21 To those who long for death, and it does not come.
They dig for it more than hidden treasure.n
22 Merrily, they rejoice even to jubilation–
because they find the grave.
[Why give light]o
23 to a manp whose path is hidden
whom God has hedged in?
24 For my sighing comes as my daily bread,
and my groanings pour out like water.
25 Because I feared a fear and it happened to me,
and what I dreaded came to me.
26 I am not at peace,
not still,
not at rest,
and trouble has come.
Translation Footnotes
a3.1 The narrator tells us Job cursed his day. The narrator’s voice is not Job’s voice. Job calls others to curse in v. 8. (See Masenya Madipoane “Her Lament” 2012.)
b3.1 In southern Ghana, people could take this as referring to the day of the week on which one was born. (Insight from African Biblical Hermeneutics)
c3.3 An alternative translation substitutes “born” for “conceived.” Each choice presents challenges.
d3.4 Genesis 1:1 in reverse (A participant in the Alzheimer’s study mentioned this.)
e3.4 Require it, seek it.
f3.5 An alternate translation would be “That which darkens the day.” It refers to mystical evil powers, such as dragons, which capture the sun and moon. (Insight from African Biblical Hermeneutics and Ancient Near Eastern Studies)
g3.7 Job now moves dangerously close to cursing his own mother’s womb, since the night also refers to his conception in v. 3. (See Masenya Madipoane.)
h3.7 Job appears to be using language contrasting his experience of suffering with the joys of the sexual act that conceived him.
i3.7 Job is using language of birth, but it also has sexual overtones. The Alzheimer’s study considered DNA as the source of several family diseases, so the problem could roll back to conception, the result of intercourse, and ultimately to God’s role in the act of creation.

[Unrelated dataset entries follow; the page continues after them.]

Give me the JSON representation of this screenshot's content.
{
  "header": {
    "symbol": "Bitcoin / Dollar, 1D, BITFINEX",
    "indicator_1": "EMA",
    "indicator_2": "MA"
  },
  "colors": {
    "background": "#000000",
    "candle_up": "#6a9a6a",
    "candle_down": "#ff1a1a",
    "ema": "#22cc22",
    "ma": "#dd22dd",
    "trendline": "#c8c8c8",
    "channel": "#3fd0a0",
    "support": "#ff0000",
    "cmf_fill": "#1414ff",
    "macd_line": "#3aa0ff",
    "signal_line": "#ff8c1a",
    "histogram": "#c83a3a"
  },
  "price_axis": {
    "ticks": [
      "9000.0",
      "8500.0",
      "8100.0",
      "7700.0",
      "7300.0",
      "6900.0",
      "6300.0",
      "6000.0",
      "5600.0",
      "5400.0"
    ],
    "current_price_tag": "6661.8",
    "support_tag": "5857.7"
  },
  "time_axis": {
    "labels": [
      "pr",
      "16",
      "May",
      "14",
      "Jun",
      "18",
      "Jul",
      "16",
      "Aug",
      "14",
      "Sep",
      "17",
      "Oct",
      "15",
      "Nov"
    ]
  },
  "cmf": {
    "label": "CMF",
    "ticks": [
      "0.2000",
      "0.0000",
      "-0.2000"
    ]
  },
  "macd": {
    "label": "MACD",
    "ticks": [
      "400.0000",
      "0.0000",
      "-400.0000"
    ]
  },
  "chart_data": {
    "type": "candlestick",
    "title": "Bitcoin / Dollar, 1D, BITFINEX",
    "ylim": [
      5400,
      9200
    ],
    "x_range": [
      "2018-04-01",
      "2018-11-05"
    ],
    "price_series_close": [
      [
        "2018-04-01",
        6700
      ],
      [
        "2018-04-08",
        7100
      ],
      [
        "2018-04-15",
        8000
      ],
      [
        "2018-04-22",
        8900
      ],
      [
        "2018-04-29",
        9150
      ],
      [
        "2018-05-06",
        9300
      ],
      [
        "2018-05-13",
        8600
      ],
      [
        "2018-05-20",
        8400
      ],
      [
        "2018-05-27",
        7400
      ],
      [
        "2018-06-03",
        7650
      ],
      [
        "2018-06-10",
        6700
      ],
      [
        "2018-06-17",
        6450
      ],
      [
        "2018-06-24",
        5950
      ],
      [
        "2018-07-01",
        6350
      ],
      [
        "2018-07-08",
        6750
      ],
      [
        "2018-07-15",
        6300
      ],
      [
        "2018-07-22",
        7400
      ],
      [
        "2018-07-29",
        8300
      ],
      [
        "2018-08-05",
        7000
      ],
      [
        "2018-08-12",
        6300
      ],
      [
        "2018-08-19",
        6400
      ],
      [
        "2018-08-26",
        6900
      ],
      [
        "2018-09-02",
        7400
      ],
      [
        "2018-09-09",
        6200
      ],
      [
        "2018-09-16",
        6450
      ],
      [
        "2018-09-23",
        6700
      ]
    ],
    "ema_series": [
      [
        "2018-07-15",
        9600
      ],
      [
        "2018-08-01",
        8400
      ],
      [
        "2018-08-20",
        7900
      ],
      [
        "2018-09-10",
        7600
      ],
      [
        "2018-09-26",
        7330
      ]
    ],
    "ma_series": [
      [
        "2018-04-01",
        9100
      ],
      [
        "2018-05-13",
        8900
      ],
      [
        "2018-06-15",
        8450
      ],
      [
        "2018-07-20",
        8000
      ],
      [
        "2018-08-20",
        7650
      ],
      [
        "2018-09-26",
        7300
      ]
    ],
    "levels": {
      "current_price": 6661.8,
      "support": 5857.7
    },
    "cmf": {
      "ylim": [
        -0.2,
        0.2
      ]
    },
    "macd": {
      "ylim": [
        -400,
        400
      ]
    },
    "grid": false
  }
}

j3.10 Job laments the night of his conception, wishing his mother’s womb would have spontaneously aborted him. Is he also blaming his calamity on his mother? What about his father? What would have been the result for his parents if Job had died at birth or been a miscarriage? (See Masenya Madipoane.)
k3.13 Death is rest, comfort, a friend. (Insight from the Alzheimer’s group)
l3.16 Ironically wishing your life never happened is a lot like losing your memories of it happening which is also pretty terrible (Alzheimer’s group). The concern about a good burial is something Job takes for granted but cannot be assumed by all groups (Disabilities Group).
m3.17 This phrase was added because of social experiences in 2020 and 2021.
n3.21 This section focusing on death is very important to suffering people (Disabilities, Alzheimer’s).
o3.21 Repeated this phrase from the beginning of the verse for the reader/hearer’s clarity.
p3.23 Job refers to himself as a man, just as in verse 3. His social location as a powerful man who has lost everything is a big reason why this story made it into the Bible. (See Masenya Madipoane.)
Work Cited
Masenya, Madipoane. “Her Appropriation of Job’s Lament? Her-Lament of Job 3, From an African Story-Telling Perspective.” In Postcolonial Perspectives in African Biblical Interpretations, edited by Musa W. Dube Shomanah, Andrew Mũtũa Mbuvi, and Dora R. Mbuwayesango, 283–97. Society of Biblical Literature Global Perspectives on Biblical Scholarship, no. 13. Atlanta: Society of Biblical Literature, 2012.